A series of Florida polls released between Monday and Wednesday showed Obama with anywhere from a 2- to a 7-percentage-point lead.

“We’ve got to win the state of Florida, my friends, and we’re going to win here,” McCain said in Miami.

Republican Gov. Charlie Crist and Sen. Mel Martinez, who traveled with McCain on Wednesday, echoed his optimism about Florida.

McCain continued to hammer Obama on Wednesday on the economy and national security, saying the Democrat lacked the experience to handle either.

The question is whether Obama “has what it takes to protect America from Osama bin Laden, al-Qaeda, and other grave threats in the world,” McCain said in Tampa. “And he has given you no reason to answer in the affirmative.”

Retired major general J. Scott Gration, an Obama campaign spokesman, criticized McCain for supporting a Bush foreign policy that has not captured bin Laden.

While Obama prepared a 30-minute commercial, which ran during prime time Wednesday, McCain taped an interview with CNN’s Larry King Live in Tampa.

Video report from the Associated Press of McCain hitting the hispanic vote in southern Florida:

Meanwhile, also in Florida, Obama has pulled out the big guns in the form of former President Bill Clinton, report from Yahoo News:

KISSIMMEE, Fla. – Portraying harmony like never before, Bill Clinton hailed Barack Obama on Wednesday, a power pairing designed to inspire Democrats already smelling victory.

“Barack Obama represents America’s future, and you’ve got to be there for him next Tuesday,” Clinton, with Obama at his side, said to the cheers of a partisan crowd.

Heaping praise on President Bush’s predecessor, Obama said of Clinton: “In case all of you forgot, this is what it’s like to have a great president.”

Obama even prodded the crowd to cheer more, saying “Bill Clinton.

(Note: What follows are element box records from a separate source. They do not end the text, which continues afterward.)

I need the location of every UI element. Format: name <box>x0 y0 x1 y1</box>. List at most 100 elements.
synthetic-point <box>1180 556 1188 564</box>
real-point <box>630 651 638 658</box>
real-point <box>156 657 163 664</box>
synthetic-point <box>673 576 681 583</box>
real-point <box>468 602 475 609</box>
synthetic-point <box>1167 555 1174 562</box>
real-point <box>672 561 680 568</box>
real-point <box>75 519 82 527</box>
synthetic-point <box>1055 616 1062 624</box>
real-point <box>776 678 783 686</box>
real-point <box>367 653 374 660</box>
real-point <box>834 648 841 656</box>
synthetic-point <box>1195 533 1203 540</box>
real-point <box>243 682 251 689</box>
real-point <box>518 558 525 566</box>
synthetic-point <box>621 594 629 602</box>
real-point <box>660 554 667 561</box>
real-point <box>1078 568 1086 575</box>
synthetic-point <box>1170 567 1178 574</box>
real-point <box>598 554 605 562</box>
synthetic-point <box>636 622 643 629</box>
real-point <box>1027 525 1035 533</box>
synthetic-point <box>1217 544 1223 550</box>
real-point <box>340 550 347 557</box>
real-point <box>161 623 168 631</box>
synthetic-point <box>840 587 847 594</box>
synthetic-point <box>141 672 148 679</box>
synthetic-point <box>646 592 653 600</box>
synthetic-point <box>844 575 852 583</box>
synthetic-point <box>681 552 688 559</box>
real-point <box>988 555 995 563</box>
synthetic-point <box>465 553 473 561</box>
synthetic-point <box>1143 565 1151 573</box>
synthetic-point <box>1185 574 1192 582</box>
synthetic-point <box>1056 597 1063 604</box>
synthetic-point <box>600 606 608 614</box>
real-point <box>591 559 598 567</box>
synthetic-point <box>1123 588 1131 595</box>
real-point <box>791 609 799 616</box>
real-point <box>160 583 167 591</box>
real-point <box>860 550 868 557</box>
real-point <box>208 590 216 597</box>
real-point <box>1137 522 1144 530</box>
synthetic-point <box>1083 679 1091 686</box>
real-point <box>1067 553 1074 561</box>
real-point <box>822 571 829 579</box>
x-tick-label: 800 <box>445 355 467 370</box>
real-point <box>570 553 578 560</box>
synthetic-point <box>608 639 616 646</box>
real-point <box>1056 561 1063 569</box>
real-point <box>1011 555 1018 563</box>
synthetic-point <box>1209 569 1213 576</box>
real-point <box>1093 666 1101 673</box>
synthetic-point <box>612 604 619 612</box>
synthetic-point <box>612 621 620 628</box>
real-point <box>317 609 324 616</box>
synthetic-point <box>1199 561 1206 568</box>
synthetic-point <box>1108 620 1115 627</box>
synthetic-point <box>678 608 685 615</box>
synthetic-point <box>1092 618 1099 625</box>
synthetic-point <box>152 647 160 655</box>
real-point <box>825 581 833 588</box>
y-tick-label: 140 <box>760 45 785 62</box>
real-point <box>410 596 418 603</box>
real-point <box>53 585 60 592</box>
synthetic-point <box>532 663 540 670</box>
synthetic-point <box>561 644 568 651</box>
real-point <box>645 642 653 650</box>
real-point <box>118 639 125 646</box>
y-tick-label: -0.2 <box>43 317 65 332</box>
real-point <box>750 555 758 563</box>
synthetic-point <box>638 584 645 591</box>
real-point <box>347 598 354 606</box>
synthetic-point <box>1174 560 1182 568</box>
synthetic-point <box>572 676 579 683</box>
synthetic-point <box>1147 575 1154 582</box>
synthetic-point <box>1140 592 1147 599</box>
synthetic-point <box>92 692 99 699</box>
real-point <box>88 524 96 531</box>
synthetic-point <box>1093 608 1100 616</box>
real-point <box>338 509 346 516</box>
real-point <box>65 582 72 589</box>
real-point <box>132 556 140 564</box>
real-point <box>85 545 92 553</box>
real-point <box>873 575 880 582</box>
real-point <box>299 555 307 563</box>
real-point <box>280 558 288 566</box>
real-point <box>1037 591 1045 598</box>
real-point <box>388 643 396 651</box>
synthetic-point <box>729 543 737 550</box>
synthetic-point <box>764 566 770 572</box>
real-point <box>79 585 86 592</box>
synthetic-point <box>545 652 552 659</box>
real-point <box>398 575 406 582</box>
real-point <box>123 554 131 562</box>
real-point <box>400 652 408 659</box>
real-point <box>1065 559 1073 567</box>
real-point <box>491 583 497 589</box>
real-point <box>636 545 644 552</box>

Give it up!” And there was Clinton, laughing with gusto every time Obama jokingly mocked rival John McCain.

The joint appearance of the future president and perhaps the next one was the first of the campaign. It capped one of the most ambitious days of Obama’s White House run, including a 30-minute prime-time infomercial in which he tried to seal the deal with voters.

It wasn’t so long ago that Clinton, still a giant of his party, was publicly criticizing Obama as untested and unready for the job of president. His wife, Hillary Rodham Clinton, engaged in a grueling and ultimately losing battle with Obama for the party’s nomination.

The two men later smoothed over matters. And lately, Hillary Clinton has been out campaigning for Obama. Wednesday it was Bill Clinton’s time, in his element.

He clasped Obama’s hand and held it high when the men came on stage. Clinton made a methodical case for Obama, describing him as a strong thinker with smart policies.

In one of his testimonials, he praised Obama for seeking the advice of experts — including him and his wife — on how to handle the country’s financial crisis before acting.

“Folks, we can’t fool with this,” Clinton said. “Our country is hanging in the balance. And we have so much promise and so much peril. This man should be our president.”

Obama said of the two Clintons: “I am proud to call them my friends.”

Through the day, in two states, Obama unleashed a bleak portrayal of a McCain presidency and told a national TV audience that “the time for change has come.”

Ahead in the polls, flush with cash and blanketing himself all over television, Obama said he is counting down the days but not letting up. The election looms on Tuesday.

Video report on the Clinton/Obama rally in Florida, via CNN:

Local WALA Fox 10 report on Obama volunteers heading from Alabama to Georgia to help Obama’s efforts in the all-important swing state:

Florida is also dealing with a controversial new voting law, which CNN reports on here:

Florida went for Bush in 2000 by just 0.1% and then again in 2004 by around 5%, it isn’t a sure thing for either side. The one thing, which I think is to McCain’s advantage, is that he has Charlie Crist by his side who has been very popular in Florida. On the other hand, Obama has Bill Clinton who is popular everywhere with Democrats and many independents.

We’ll just see, but both campaigns are counting on Florida so it will be interesting to watch on Election Day.